Random matrix theory and critical phenomena in quantum spin chains

TL;DR

This paper analyzes quantum spin chains solvable via free fermions, computes their critical exponents and correlators, and demonstrates the universality of these critical properties across different symmetry classes.

Contribution

It provides exact calculations of critical exponents and correlators for a broad class of quantum spin chains related to classical compact groups, establishing their universality.

Findings

Critical exponents s, ν, z computed for various models.

Ground state correlators exhibit quasi-long-range order.

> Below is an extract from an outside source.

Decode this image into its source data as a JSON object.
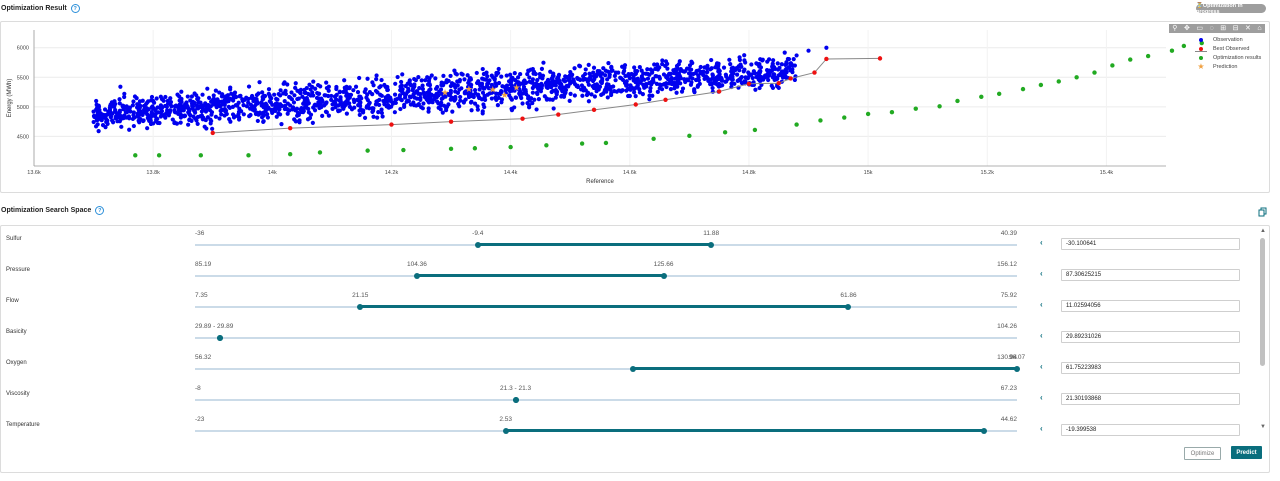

Universality of critical exponents confirmed across symmetry classes.

Abstract

We compute critical properties of a general class of quantum spin chains which are quadratic in the Fermi operators and can be solved exactly under certain symmetry constraints related to the classical compact groups $U(N)$, $O(N)$ and $Sp(2N)$. In particular we calculate critical exponents $s$, $\nu$ and $z$, corresponding to the energy gap, correlation length and dynamic exponent respectively. We also compute the ground state correlators $\left\langle \sigma^{x}_{i} \sigma^{x}_{i+n} \right\rangle_{g}$, $\left\langle \sigma^{y}_{i} \sigma^{y}_{i+n} \right\rangle_{g}$ and $\left\langle \prod^{n}_{i=1} \sigma^{z}_{i} \right\rangle_{g}$, all of which display quasi-long-range order with a critical exponent dependent upon system parameters. Our approach establishes universality of the exponents for the class of systems in question.